發酵母菌雙雜合系統（最初稱為酵母雙雜交系統或 Y2H）是一種分子生物學技術，用于通過測試兩者之間的物理相互作用（例如結合）來發現蛋白質-蛋白質相互作用 (PPI) 和蛋白質-DNA 相互作用 蛋白質或單個蛋白質和 DNA 分子，分別。

測試背后的前提是通過轉錄因子與上游激活序列 (UAS) 的結合來激活下游報告基因。 對于雙雜交篩選，轉錄因子被分成兩個獨立的片段，稱為 DNA 結合域（DBD 或通常也縮寫為 BD）和激活域 (AD)。 BD 是負責綁定到 UAS 的域，AD 是負責轉錄激活的域。 因此，Y2H 是一種蛋白質片段互補測定。

該技術由 Stanley Fields 和 Ok-Kyu Song 于 1989 年xxx，最初設計用于使用釀酒酵母的 Gal4 轉錄激活因子檢測蛋白質-蛋白質相互作用。 Gal4 蛋白激活參與半乳糖利用的基因的轉錄，這構成了選擇的基礎。 從那時起，相同的原理被用于描述許多替代方法，包括一些檢測蛋白質-DNA 相互作用或 DNA-DNA 相互作用的方法，以及使用不同宿主生物（如大腸桿菌或哺乳動物細胞而不是酵母）的方法。

雙雜交篩選的關鍵在于，在大多數真核轉錄因子中，激活域和結合域是模塊化的，并且可以在彼此接近的情況下發揮作用而無需直接結合。 這意味著即使轉錄因子被分裂成兩個片段，當兩個片段間接連接時它仍然可以激活轉錄。

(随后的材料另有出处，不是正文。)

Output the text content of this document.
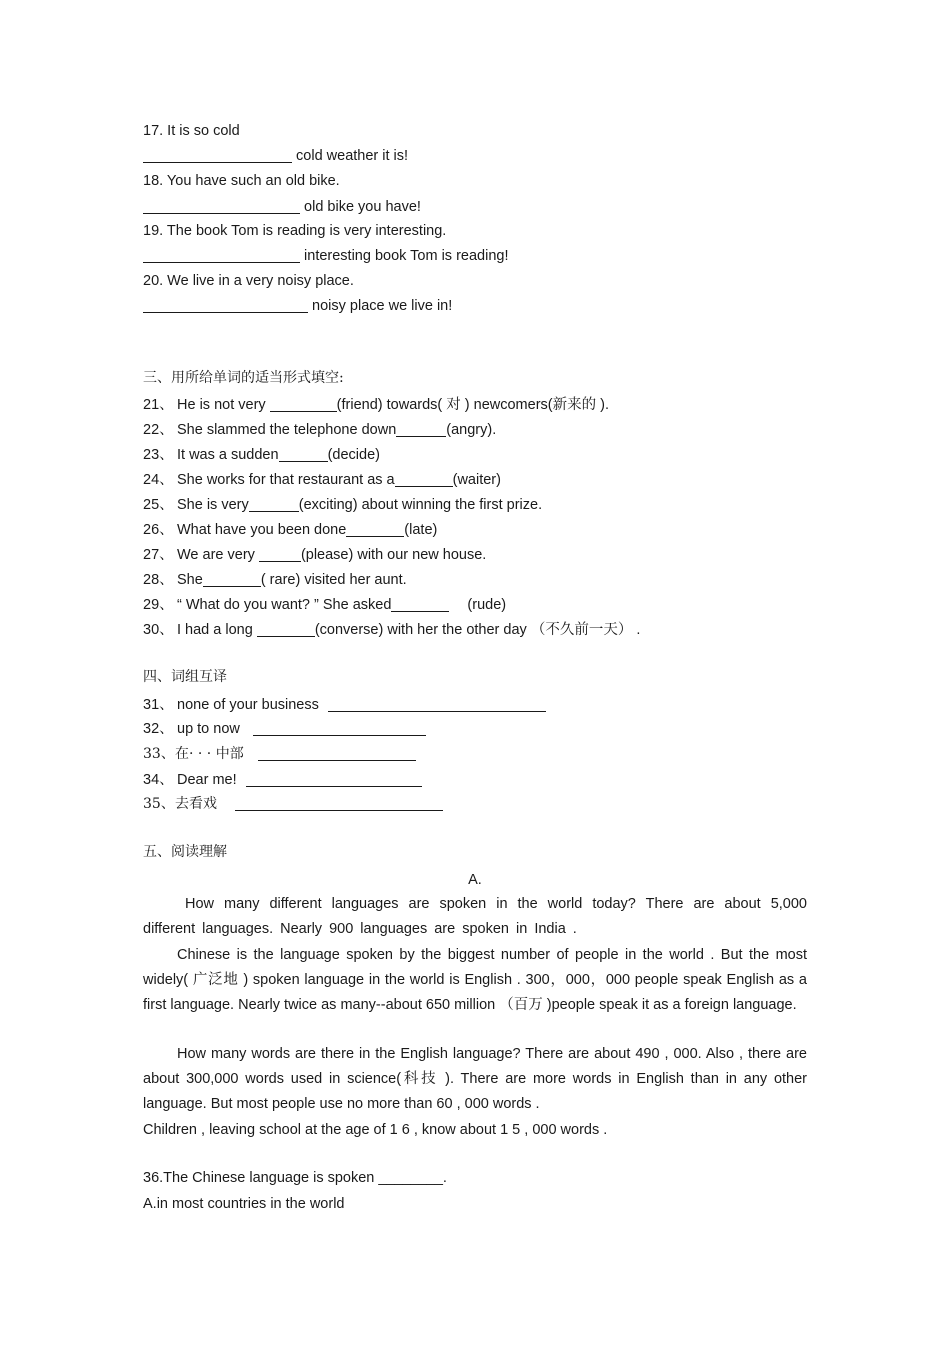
17. It is so cold
cold weather it is!
18. You have such an old bike.
old bike you have!
19. The book Tom is reading is very interesting.
interesting book Tom is reading!
20. We live in a very noisy place.
noisy place we live in!
三、用所给单词的适当形式填空:
21、 He is not very	(friend) towards( 对 ) newcomers(新来的 ).
22、 She slammed the telephone down	(angry).
23、 It was a sudden	(decide)
24、 She works for that restaurant as a	(waiter)
25、 She is very	(exciting) about winning the first prize.
26、 What have you been done	(late)
27、 We are very	(please) with our new house.
28、 She	( rare) visited her aunt.
29、 “ What do you want? ” She asked	(rude)
30、 I had a long	(converse) with her the other day （不久前一天） .
四、词组互译
31、 none of your business
32、 up to now
33、在· · · 中部
34、 Dear me!
35、去看戏
五、阅读理解
A.
How many different languages are spoken in the world today? There are about 5,000 different languages. Nearly 900 languages are spoken in India .
Chinese is the language spoken by the biggest number of people in the world . But the most widely( 广泛地 ) spoken language in the world is English . 300，000，000 people speak English as a first language. Nearly twice as many--about 650 million （百万 )people speak it as a foreign language.
How many words are there in the English language? There are about 490 , 000. Also , there are about 300,000 words used in science(科技 ). There are more words in English than in any other language. But most people use no more than 60 , 000 words .
Children , leaving school at the age of 1 6 , know about 1 5 , 000 words .
36.The Chinese language is spoken ________.
A.in most countries in the world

最常見的篩選方法是酵母雙雜交試驗。 在這種方法中，研究人員知道每個獵物在所用培養基（瓊脂平板）上的位置。 在最近十年中，使用高通量篩選系統（通常使用機器人）篩選了數百萬種生物體中的潛在相互作用，并且已經檢測到數以千計的相互作用并在數據庫中歸類為 BioGRID。 該系統通常使用基因工程酵母菌株，其中缺乏某些營養素（通常是氨基酸或核酸）的生物合成。 當在缺乏這些營養素的培養基上生長時，酵母無法存活。 可以使這種突變酵母菌株摻入質粒形式的外源 DNA。 在酵母雙雜交篩選中，將單獨的誘餌和獵物質粒同時引入突變酵母菌株或使用交配策略在一個宿主細胞中獲得兩種質粒。

第二種高通量方法是文庫篩選方法。 在這個設置中，誘餌和獵物窩藏細胞以隨機順序交配。 在選擇性培養基上交配和選擇存活細胞后，科學家將對分離的質粒進行測序，以查看哪個獵物（DNA 序列）與使用的誘餌相互作用。 與矩陣方法相比，這種方法的重現率較低，并且往往會產生更多的誤報。

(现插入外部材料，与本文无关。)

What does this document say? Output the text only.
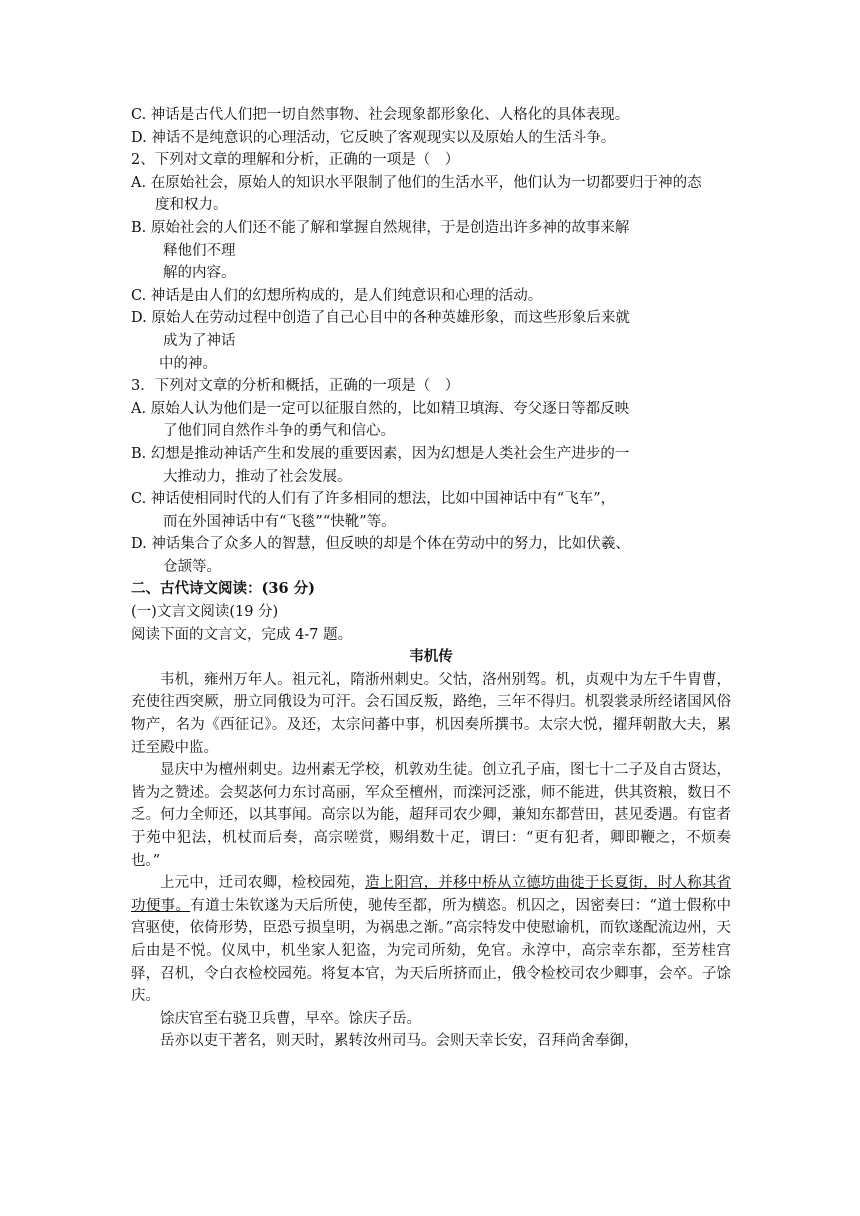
C. 神话是古代人们把一切自然事物、社会现象都形象化、人格化的具体表现。
D. 神话不是纯意识的心理活动，它反映了客观现实以及原始人的生活斗争。
2、下列对文章的理解和分析，正确的一项是（　）
A. 在原始社会，原始人的知识水平限制了他们的生活水平，他们认为一切都要归于神的态
度和权力。
B. 原始社会的人们还不能了解和掌握自然规律，于是创造出许多神的故事来解
释他们不理
解的内容。
C. 神话是由人们的幻想所构成的，是人们纯意识和心理的活动。
D. 原始人在劳动过程中创造了自己心目中的各种英雄形象，而这些形象后来就
成为了神话
中的神。
3．下列对文章的分析和概括，正确的一项是（　）
A. 原始人认为他们是一定可以征服自然的，比如精卫填海、夸父逐日等都反映
了他们同自然作斗争的勇气和信心。
B. 幻想是推动神话产生和发展的重要因素，因为幻想是人类社会生产进步的一
大推动力，推动了社会发展。
C. 神话使相同时代的人们有了许多相同的想法，比如中国神话中有“飞车”，
而在外国神话中有“飞毯”“快靴”等。
D. 神话集合了众多人的智慧，但反映的却是个体在劳动中的努力，比如伏羲、
仓颉等。
二、古代诗文阅读：(36 分)
(一)文言文阅读(19 分)
阅读下面的文言文，完成 4-7 题。
韦机传
韦机，雍州万年人。祖元礼，隋浙州刺史。父怙，洛州别驾。机，贞观中为左千牛胄曹，充使往西突厥，册立同俄设为可汗。会石国反叛，路绝，三年不得归。机裂裳录所经诸国风俗物产，名为《西征记》。及还，太宗问蕃中事，机因奏所撰书。太宗大悦，擢拜朝散大夫，累迁至殿中监。
显庆中为檀州刺史。边州素无学校，机敦劝生徒。创立孔子庙，图七十二子及自古贤达，皆为之赞述。会契苾何力东讨高丽，军众至檀州，而滦河泛涨，师不能进，供其资粮，数日不乏。何力全师还，以其事闻。高宗以为能，超拜司农少卿，兼知东都营田，甚见委遇。有宦者于苑中犯法，机杖而后奏，高宗嗟赏，赐绢数十疋，谓曰：“更有犯者，卿即鞭之，不烦奏也。”
上元中，迁司农卿，检校园苑，造上阳宫，并移中桥从立德坊曲徙于长夏街，时人称其省功便事。有道士朱钦遂为天后所使，驰传至都，所为横恣。机囚之，因密奏曰：“道士假称中宫驱使，依倚形势，臣恐亏损皇明，为祸患之渐。”高宗特发中使慰谕机，而钦遂配流边州，天后由是不悦。仪凤中，机坐家人犯盗，为完司所劾，免官。永淳中，高宗幸东都，至芳桂宫驿，召机，令白衣检校园苑。将复本官，为天后所挤而止，俄令检校司农少卿事，会卒。子馀庆。
馀庆官至右骁卫兵曹，早卒。馀庆子岳。
岳亦以吏干著名，则天时，累转汝州司马。会则天幸长安，召拜尚舍奉御，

質粒被改造以產生一種蛋白質產物，其中 DNA 結合域 (BD) 片段融合到一種蛋白質上，而另一種質粒被改造以產生一種蛋白質產物，其中激活域 (AD) 片段融合到另一種蛋白質上。 與 BD 融合的蛋白質可稱為誘餌蛋白，通常是研究人員用來識別新結合伙伴的已知蛋白質。 與 AD 融合的蛋白質可稱為獵物蛋白，可以是單一的已知蛋白質，也可以是已知或未知蛋白質的文庫。 在這種情況下，文庫可能由代表特定生物體或組織中表達的所有蛋白質的蛋白質編碼序列的集合組成，或者可能通過合成隨機 DNA 序列生成。

無論來源如何，它們隨后都被整合到質粒的蛋白質編碼序列中，然后將質粒轉染到選擇用于篩選方法的細胞中。 當使用文庫時，該技術假定每個細胞只用一個質粒轉染，因此每個細胞最終只表達蛋白質文庫中的一個成員。

如果誘餌和獵物蛋白相互作用（即結合），則轉錄因子的 AD 和 BD 間接連接，使 AD 接近轉錄起始位點，報告基因的轉錄就會發生。 如果這兩種蛋白質不相互作用，報告基因就不會轉錄。 這樣，融合蛋白之間的成功相互作用與細胞表型的變化有關。